Note that the problem is not the up/down motion of the center of mass (although that contributes) - it's the fact that muscles have to stretch and contract under tension. When they move in a direction opposite to the force (when they do "negative work"), they don't store the energy. You know this is true - when you try running down a steep slope, it's hard work. But from a physics perspective, work is being done on you... yet you get tired.
By contrast in a bicycle there is just the pushing motion of the muscles ("positive work") - there is virtually no part of the motion where the muscle is pushing against a pedal going the other way (if you use proper technique). At the extreme case, you can roll along on you bicycle without pedaling for quite some time - there is no way to keep going for even a very short distance at walking speed without spending significant effort, since you have to keep moving your legs - and about half of that motion is "contraction".
An interesting article about "form" talks specifically about the issue of footstrike - what part of the foot you land on, and where that lands.
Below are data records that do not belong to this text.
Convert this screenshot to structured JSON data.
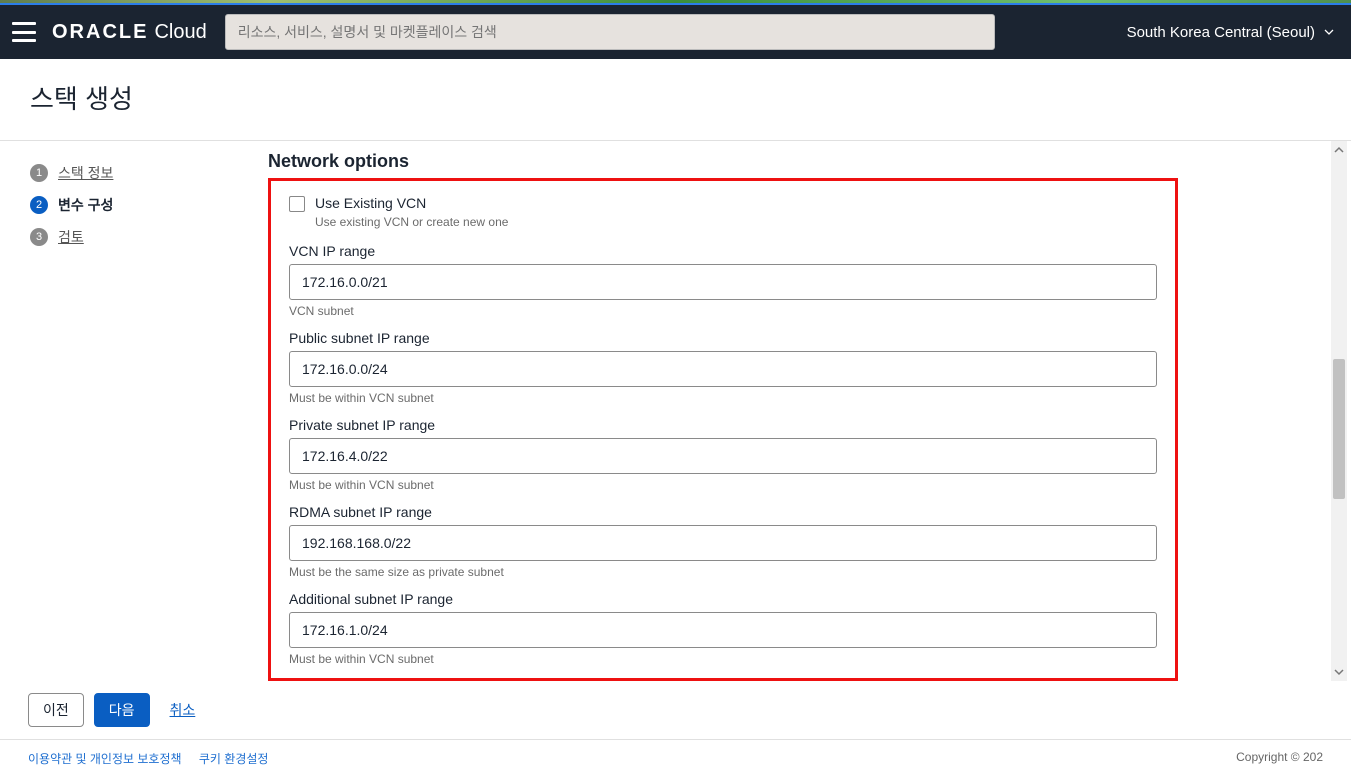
{
  "header": {
    "logo_brand": "ORACLE",
    "logo_product": "Cloud",
    "search_placeholder": "리소스, 서비스, 설명서 및 마켓플레이스 검색",
    "region": "South Korea Central (Seoul)"
  },
  "page_title": "스택 생성",
  "steps": [
    {
      "num": "1",
      "label": "스택 정보",
      "state": "done"
    },
    {
      "num": "2",
      "label": "변수 구성",
      "state": "active"
    },
    {
      "num": "3",
      "label": "검토",
      "state": "future"
    }
  ],
  "form": {
    "section_title": "Network options",
    "use_existing_vcn": {
      "label": "Use Existing VCN",
      "help": "Use existing VCN or create new one",
      "checked": false
    },
    "fields": [
      {
        "label": "VCN IP range",
        "value": "172.16.0.0/21",
        "help": "VCN subnet"
      },
      {
        "label": "Public subnet IP range",
        "value": "172.16.0.0/24",
        "help": "Must be within VCN subnet"
      },
      {
        "label": "Private subnet IP range",
        "value": "172.16.4.0/22",
        "help": "Must be within VCN subnet"
      },
      {
        "label": "RDMA subnet IP range",
        "value": "192.168.168.0/22",
        "help": "Must be the same size as private subnet"
      },
      {
        "label": "Additional subnet IP range",
        "value": "172.16.1.0/24",
        "help": "Must be within VCN subnet"
      }
    ]
  },
  "footer": {
    "prev": "이전",
    "next": "다음",
    "cancel": "취소"
  },
  "legal": {
    "terms": "이용약관 및 개인정보 보호정책",
    "cookies": "쿠키 환경설정",
    "copyright": "Copyright © 202"
  }
}
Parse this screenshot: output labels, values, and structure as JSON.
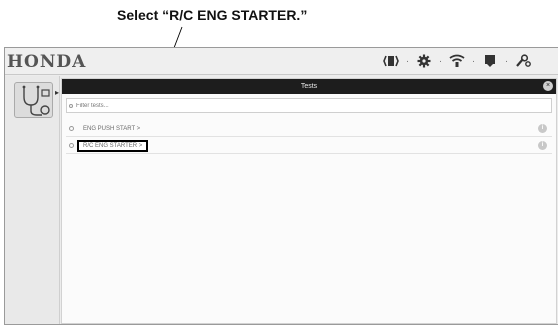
{
  "callout": {
    "text": "Select “R/C ENG STARTER.”"
  },
  "window": {
    "brand": "HONDA",
    "toolbar_icons": [
      "bluetooth-icon",
      "gear-icon",
      "signal-icon",
      "download-icon",
      "tool-icon"
    ],
    "toolbar_separator": "·"
  },
  "panel": {
    "title": "Tests",
    "close": "×",
    "filter_placeholder": "Filter tests...",
    "items": [
      {
        "label": "ENG PUSH START >",
        "info": "i"
      },
      {
        "label": "R/C ENG STARTER >",
        "info": "i"
      }
    ]
  },
  "colors": {
    "header": "#1d1d1d",
    "highlight_border": "#000000"
  }
}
It clearly identifies the need to land almost directly below the center of mass of the body - in other words, minimizing the "contraction" part of the stride.
Example of a good footstrike (source - Meb Keflezighi at the Boston Marathon):
and bad footstrike (too far forward)source:
The inefficiency goes as $(1-\cos\theta)$ - that's the amount of movement that has to be absorbed. For small $\theta$ that scales with $\theta^2$, so overstriding quickly becomes a problem. Proponents of barefoot running claim that the padded heels on many modern running shoes are fueling this "bad" style because it doesn't hurt to run badly - you just do a lot of work, and go slowly. And the shocks eventually get to your joints.